Luncheon of the Boating Party by Pierre-Auguste Renoir
Celebrating metrics that don't matter.

These case studies set unrealistic expectations, leading clients to hire agencies expecting 500% growth because they saw it in a case study, and when they get 30% growth - which is actually good, which would be a success by any reasonable standard - they're disappointed, because they've been conditioned to expect magic.

They also encourage cargo cult SEO, where people try to replicate tactics from case studies without understanding the context, and it rarely works, and they don't know why, and they assume they must be doing something wrong rather than questioning whether the original case study was telling the whole truth.

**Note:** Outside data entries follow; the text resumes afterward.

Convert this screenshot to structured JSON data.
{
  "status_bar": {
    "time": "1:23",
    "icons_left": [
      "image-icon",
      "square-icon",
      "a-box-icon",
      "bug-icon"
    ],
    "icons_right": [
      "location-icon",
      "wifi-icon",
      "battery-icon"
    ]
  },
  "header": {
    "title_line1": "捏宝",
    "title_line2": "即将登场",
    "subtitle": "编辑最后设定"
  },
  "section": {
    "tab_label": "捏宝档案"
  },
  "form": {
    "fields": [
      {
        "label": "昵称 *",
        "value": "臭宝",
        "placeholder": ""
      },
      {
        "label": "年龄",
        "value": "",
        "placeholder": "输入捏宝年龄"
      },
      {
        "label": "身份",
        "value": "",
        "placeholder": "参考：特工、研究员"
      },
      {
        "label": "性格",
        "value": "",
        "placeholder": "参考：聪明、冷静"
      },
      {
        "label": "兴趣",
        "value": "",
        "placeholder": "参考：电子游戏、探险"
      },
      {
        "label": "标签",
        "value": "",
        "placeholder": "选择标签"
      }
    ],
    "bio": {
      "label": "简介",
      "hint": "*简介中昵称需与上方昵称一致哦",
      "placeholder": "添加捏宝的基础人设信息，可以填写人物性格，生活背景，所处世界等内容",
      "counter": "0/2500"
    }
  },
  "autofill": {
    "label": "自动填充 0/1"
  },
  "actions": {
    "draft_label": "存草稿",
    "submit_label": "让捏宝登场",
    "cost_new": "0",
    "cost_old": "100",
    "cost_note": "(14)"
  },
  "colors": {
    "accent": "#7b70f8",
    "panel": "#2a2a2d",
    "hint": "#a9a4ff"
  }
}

And they give cover to agencies doing mediocre work, because as long as there's some metric that went up, there's a case study to be written, and it's all part of the same fiction as monthly SEO reports - creative writing disguised as analytics.

How to Read Case Studies

I'm not saying ignore all case studies - some are valuable, genuinely instructive - but read them critically: look for absolute numbers, not just percentages, because a "500% increase" from 100 to 500 visitors is very different from 500,000 to 2.5 million; ask about the time frame and why they chose that particular start and end date; consider what else was happening, whether the company was doing other marketing, whether the market changed; check if they're still a client, and if the relationship ended, why; and be skeptical of perfect narratives, because real SEO is messy, and if the story is too clean, details are probably missing.

The purpose of SEO case studies is to sell SEO services. They're marketing materials, not scientific research. Read them accordingly.

The best predictor of future results isn't a case study. It's understanding the actual work being proposed and whether it makes sense for your specific situation. That requires judgment, not infographics.